I don’t like Alex Rodriguez. Let’s just get that out of the way. But I can’t help but feel he is getting a raw deal with this latest suspension. The owners and the players association have clearly written rules on how to handle suspensions.
A first time suspension should be about 50 games. I understand there is evidence that Rodriguez has used multiple times, but so had Ryan Braun. Remember him? The MVP winner who vehemently denied the accuracy of a failed test, and even went as far as to accuse the tester of being anti-Semitic? Well he was caught again and accepted the suspension this time. That one was for just 65 games.

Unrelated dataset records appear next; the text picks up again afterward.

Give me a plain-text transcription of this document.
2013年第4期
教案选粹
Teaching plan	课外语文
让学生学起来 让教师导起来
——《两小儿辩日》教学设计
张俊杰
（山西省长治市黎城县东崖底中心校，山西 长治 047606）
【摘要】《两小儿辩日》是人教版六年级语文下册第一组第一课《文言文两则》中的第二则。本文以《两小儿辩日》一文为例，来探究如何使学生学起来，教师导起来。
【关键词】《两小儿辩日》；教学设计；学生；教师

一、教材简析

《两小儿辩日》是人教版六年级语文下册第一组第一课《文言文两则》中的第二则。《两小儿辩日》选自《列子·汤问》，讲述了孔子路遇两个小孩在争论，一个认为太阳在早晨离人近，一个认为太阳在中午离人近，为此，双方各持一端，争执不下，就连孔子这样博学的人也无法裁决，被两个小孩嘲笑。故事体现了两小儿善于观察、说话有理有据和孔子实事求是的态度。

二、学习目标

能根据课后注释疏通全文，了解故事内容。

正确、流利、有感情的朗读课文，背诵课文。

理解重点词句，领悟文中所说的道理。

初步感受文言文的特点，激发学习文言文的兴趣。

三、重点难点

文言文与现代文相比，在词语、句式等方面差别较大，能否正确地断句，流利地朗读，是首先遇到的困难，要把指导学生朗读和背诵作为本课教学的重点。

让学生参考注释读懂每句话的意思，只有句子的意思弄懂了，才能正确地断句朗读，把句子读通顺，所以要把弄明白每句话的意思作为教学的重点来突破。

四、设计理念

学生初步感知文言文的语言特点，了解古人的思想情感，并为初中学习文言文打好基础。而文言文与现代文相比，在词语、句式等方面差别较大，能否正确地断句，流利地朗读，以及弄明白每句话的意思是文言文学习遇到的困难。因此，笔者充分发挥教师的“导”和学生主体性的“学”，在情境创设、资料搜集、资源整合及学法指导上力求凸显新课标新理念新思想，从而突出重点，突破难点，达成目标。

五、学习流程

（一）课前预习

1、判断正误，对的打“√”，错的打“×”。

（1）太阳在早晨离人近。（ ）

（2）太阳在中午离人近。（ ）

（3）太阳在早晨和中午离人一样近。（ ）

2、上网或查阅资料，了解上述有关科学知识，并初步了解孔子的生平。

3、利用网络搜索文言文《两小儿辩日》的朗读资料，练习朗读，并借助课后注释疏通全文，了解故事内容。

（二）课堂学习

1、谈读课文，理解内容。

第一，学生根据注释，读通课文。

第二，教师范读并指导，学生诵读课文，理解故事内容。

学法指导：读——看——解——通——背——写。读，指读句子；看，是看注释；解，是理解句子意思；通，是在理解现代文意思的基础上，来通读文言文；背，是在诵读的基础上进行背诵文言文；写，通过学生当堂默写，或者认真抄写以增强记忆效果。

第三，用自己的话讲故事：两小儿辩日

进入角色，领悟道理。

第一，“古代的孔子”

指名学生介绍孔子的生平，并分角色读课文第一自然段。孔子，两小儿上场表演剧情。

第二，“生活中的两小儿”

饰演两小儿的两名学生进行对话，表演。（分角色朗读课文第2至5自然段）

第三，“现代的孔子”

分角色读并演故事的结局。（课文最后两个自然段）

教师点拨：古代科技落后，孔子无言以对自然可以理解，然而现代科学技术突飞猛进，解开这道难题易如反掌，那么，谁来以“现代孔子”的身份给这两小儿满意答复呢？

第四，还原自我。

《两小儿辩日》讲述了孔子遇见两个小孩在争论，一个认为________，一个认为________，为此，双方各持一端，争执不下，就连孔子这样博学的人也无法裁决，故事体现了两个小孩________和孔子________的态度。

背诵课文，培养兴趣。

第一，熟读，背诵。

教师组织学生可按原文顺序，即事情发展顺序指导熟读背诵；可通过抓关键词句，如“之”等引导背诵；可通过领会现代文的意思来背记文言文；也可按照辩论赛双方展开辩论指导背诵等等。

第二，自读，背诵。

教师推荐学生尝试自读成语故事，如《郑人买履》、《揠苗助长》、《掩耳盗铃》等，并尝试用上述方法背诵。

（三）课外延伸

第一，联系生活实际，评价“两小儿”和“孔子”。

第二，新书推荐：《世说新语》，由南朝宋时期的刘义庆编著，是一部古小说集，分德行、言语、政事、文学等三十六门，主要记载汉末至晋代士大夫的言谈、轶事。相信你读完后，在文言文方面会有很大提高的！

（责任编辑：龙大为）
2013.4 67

I get it. No one likes Rodriguez. The players union would rather get rid of him than appeal the suspension. That’s saying something. Any suspension MLB hands out sets a precedent. The players (let’s be honest, there are probably several more cheaters than A-Rod) dislike Rodriguez so much that they are ok with letting that precedent stand.
But there does not seem to be any ground for this suspension. Instead this is reminiscent of how Roger Goodell handled suspensions when he first became commissioner of the NFL. Goodell was highly criticized for just making up suspensions for players. He chose to suspend corner Adam Jones for an entire season without outlining specific reasons. Unsurprisingly suspensions have not been consistent during Goodell’s tenure. Instances with Ben Roethlisberger, Braylon Edwards, Donte Stallworth, and Aqib Talib come to mind amongst others. Goodell is arguably the least popular commissioner in sports (granted Gary Bettman could surely give him a run for his money).
Then there is the NCAA that doesn’t seem to have a rhyme or reason to their decisions. Johnny Manziel gets suspended for half a game (a pretty meaningless game too), while Terrelle Pryor’s career at Ohio State essentially ended for doing the same thing. Again this is just one of many examples.
Personally I’m happy Rodriguez will be suspended for the season. He has continued to cheat and shown no remorse for his actions. He has been accused of other moves that can nicely be classified as “bad sportsmanship.” And he has basically been viewed as a villain by other members of the league.
But there is collective bargaining for a reason. There are guidelines to suspensions for a reason. There were a ton of people accused of cheating, and none of them have been given a suspension of the same length as Rodriguez. Unless I’m mistaken there is not a clause about a player’s likability.
So again, you won’t find me outside the commissioners office protesting the decision, but it’s hard not to think Rodriguez has been given the short end of the stick.